To those who decry the possible dangers I say first to show me real evidence
that the dangers exist in any form and then give me a working idea of the
percentage of population that is actually experiencing them (population being
the people actually working with the activities in question). If, out of 1
million people, five get into trouble, the risk is not worth worrying about.
If 100,000 have problems, then it is time to look at what is going on.
There is simply no real data to back up the worry at the moment. That may
change, and if it does I will change my view accordingly.
What genuinely worries me is that if something comes along that carries real
risks, those who have been exposed to the sort of nonsense that floats around
about Hatha Yoga *will*, without doubt, reject all thought of that risk out
of hand. The TS has cried wolf (sorry Denali, it's only an expression) for
so long about all matters psychic that virtually no one gives a thought to
anything the TS literature has to say on the subject, and not without reason.

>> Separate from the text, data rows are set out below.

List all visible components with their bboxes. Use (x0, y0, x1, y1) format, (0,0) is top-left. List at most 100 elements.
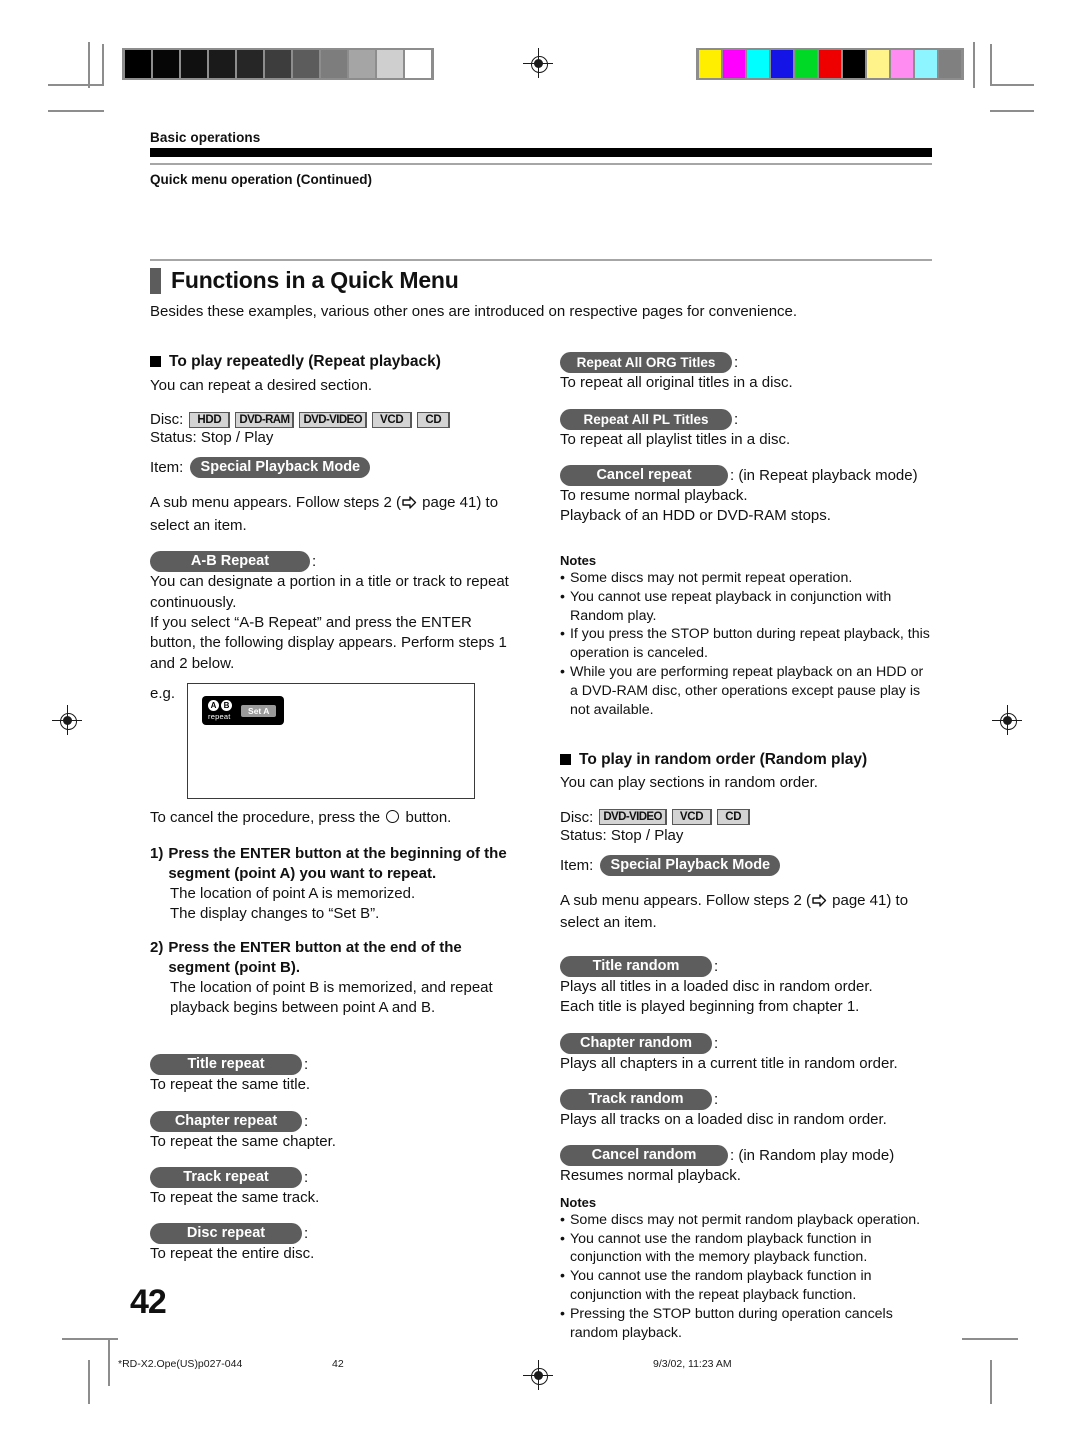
disc-compatibility-row-repeat: Disc: HDD DVD-RAM DVD-VIDEO VCD CD (150, 411, 522, 428)
stop-circle-button-icon (386, 810, 400, 824)
page-content: Basic operations Quick menu operation (C… (150, 0, 932, 1343)
disc-badge-vcd: VCD (671, 809, 712, 826)
heading-random-play: To play in random order (Random play) (560, 750, 932, 769)
option-row-cancel-random: Cancel random : (in Random play mode) (560, 1145, 932, 1167)
cancel-procedure-text: To cancel the procedure, press the butto… (150, 809, 452, 827)
cancel-random-description: Resumes normal playback. (560, 1167, 741, 1185)
track-random-description: Plays all tracks on a loaded disc in ran… (560, 1110, 887, 1128)
item-label: Item: (560, 856, 594, 874)
disc-compatibility-row-random: Disc: DVD-VIDEO VCD CD (560, 809, 932, 826)
note-item: • Pressing the STOP button during operati… (560, 1306, 893, 1341)
disc-label: Disc: (150, 411, 184, 429)
option-row-repeat-all-pl: Repeat All PL Titles : (560, 408, 932, 430)
page-arrow-icon (812, 893, 827, 913)
pill-special-playback-mode[interactable]: Special Playback Mode (600, 854, 781, 876)
pill-cancel-repeat[interactable]: Cancel repeat (560, 465, 728, 487)
pill-colon: : (312, 553, 317, 571)
ab-repeat-indicator: A B repeat (208, 700, 233, 721)
disc-badge-dvd-video: DVD-VIDEO (299, 411, 366, 428)
pill-tail: : (714, 1090, 719, 1108)
pill-tail: : (734, 410, 739, 428)
title-random-description: Plays all titles in a loaded disc in ran… (560, 977, 873, 1016)
crop-tick-right (973, 42, 975, 88)
pill-tail: : (714, 957, 719, 975)
item-row-random: Item: Special Playback Mode (560, 854, 932, 876)
section-header: Functions in a Quick Menu (150, 267, 932, 294)
header-rule-gray (150, 163, 932, 165)
track-repeat-description: To repeat the same track. (150, 1189, 320, 1207)
option-row-disc-repeat: Disc repeat : (150, 1223, 522, 1245)
circle-a-icon: A (208, 700, 220, 712)
note-item: • You cannot use repeat playback in conju… (560, 588, 892, 624)
pill-track-random[interactable]: Track random (560, 1088, 712, 1110)
pill-ab-repeat[interactable]: A-B Repeat (150, 551, 310, 573)
bullet-icon: • (560, 664, 565, 681)
submenu-instruction-repeat: A sub menu appears. Follow steps 2 ( pag… (150, 494, 499, 534)
option-row-title-repeat: Title repeat : (150, 1054, 522, 1076)
pill-chapter-repeat[interactable]: Chapter repeat (150, 1110, 302, 1132)
item-row-repeat: Item: Special Playback Mode (150, 457, 522, 479)
heading-repeat-playback: To play repeatedly (Repeat playback) (150, 352, 522, 371)
pill-track-repeat[interactable]: Track repeat (150, 1167, 302, 1189)
registration-mark-bottom-center (523, 1360, 553, 1390)
pill-repeat-all-pl-titles[interactable]: Repeat All PL Titles (560, 408, 732, 430)
registration-mark-right-middle (992, 705, 1022, 735)
notes-list-repeat: • Some discs may not permit repeat operat… (560, 569, 932, 720)
pill-special-playback-mode[interactable]: Special Playback Mode (190, 457, 371, 479)
pill-chapter-random[interactable]: Chapter random (560, 1032, 712, 1054)
running-head-subkicker: Quick menu operation (Continued) (150, 172, 372, 187)
repeat-all-org-description: To repeat all original titles in a disc. (560, 374, 793, 392)
black-square-bullet-icon (560, 753, 571, 765)
option-row-ab-repeat: A-B Repeat : (150, 551, 522, 573)
pill-colon: : (304, 1056, 309, 1074)
disc-badge-hdd: HDD (189, 411, 230, 428)
chapter-repeat-description: To repeat the same chapter. (150, 1132, 336, 1150)
submenu-instruction-random: A sub menu appears. Follow steps 2 ( pag… (560, 891, 909, 932)
bullet-icon: • (560, 1306, 565, 1323)
pill-title-repeat[interactable]: Title repeat (150, 1054, 302, 1076)
osd-set-a-badge: Set A (241, 704, 277, 717)
step-number: 1) (150, 844, 164, 862)
pill-tail: : (734, 354, 739, 372)
page-title: Functions in a Quick Menu (171, 267, 459, 293)
pill-title-random[interactable]: Title random (560, 955, 712, 977)
eg-label: e.g. (150, 685, 176, 703)
option-row-track-random: Track random : (560, 1088, 932, 1110)
two-column-body: To play repeatedly (Repeat playback) You… (150, 352, 932, 1343)
step-body: The location of point B is memorized, an… (170, 979, 493, 1017)
page-arrow-icon (402, 495, 417, 515)
section-accent-mark (150, 267, 161, 294)
page-number: 42 (130, 1283, 167, 1321)
crop-tick-left (88, 42, 90, 88)
disc-badge-dvd-ram: DVD-RAM (235, 411, 294, 428)
right-column: Repeat All ORG Titles : To repeat all or… (560, 352, 932, 1343)
footer-page-number: 42 (332, 1358, 344, 1370)
ab-repeat-description: You can designate a portion in a title o… (150, 573, 509, 672)
pill-cancel-random[interactable]: Cancel random (560, 1145, 728, 1167)
disc-badge-vcd: VCD (371, 411, 412, 428)
bullet-icon: • (560, 588, 565, 605)
random-lead-text: You can play sections in random order. (560, 774, 818, 792)
pill-repeat-all-org-titles[interactable]: Repeat All ORG Titles (560, 352, 732, 374)
step-item: 2) Press the ENTER button at the end of … (150, 938, 522, 1018)
note-item: • You cannot use the random playback func… (560, 1230, 872, 1266)
footer-filename: *RD-X2.Ope(US)p027-044 (118, 1358, 243, 1370)
pill-tail: : (in Repeat playback mode) (730, 467, 918, 485)
step-item: 1) Press the ENTER button at the beginni… (150, 844, 522, 924)
disc-badge-cd: CD (717, 809, 750, 826)
bullet-icon: • (560, 626, 565, 643)
pill-disc-repeat[interactable]: Disc repeat (150, 1223, 302, 1245)
running-head-kicker: Basic operations (150, 130, 261, 145)
bullet-icon: • (560, 1211, 565, 1228)
option-row-track-repeat: Track repeat : (150, 1167, 522, 1189)
notes-heading-repeat: Notes (560, 552, 597, 568)
note-item: • While you are performing repeat playbac… (560, 664, 924, 718)
disc-badge-cd: CD (417, 411, 450, 428)
option-row-chapter-repeat: Chapter repeat : (150, 1110, 522, 1132)
note-item: • You cannot use the random playback func… (560, 1268, 872, 1304)
circle-b-icon: B (221, 700, 233, 712)
section-intro: Besides these examples, various other on… (150, 303, 798, 320)
step-number: 2) (150, 938, 164, 956)
crop-tick-bottom-left (108, 1340, 110, 1386)
disc-repeat-description: To repeat the entire disc. (150, 1245, 315, 1263)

And in the process it has made us look like a pack of paranoid fools which
has done no good for any aspect of theosophy, core, process or otherwise.
There is a difference between fear and rational prudence and it would be well
if our brethren would realize that, because all we are getting is fear and
that serves no purpose whatsoever.
At the moment, given a reasonably healthy individual, I have seen absolutely
no reliable evidence of any deliterious effects from any hatha yoga practice.
There have been individuals who have had difficulties who practice hatha
yoga, but there is no reason to believe that the yoga was the cause of them,
on the contrary, it's therapeutic value is undeniable except in the ravings
of Xian fundamentalists and old-fashioned Theosophists.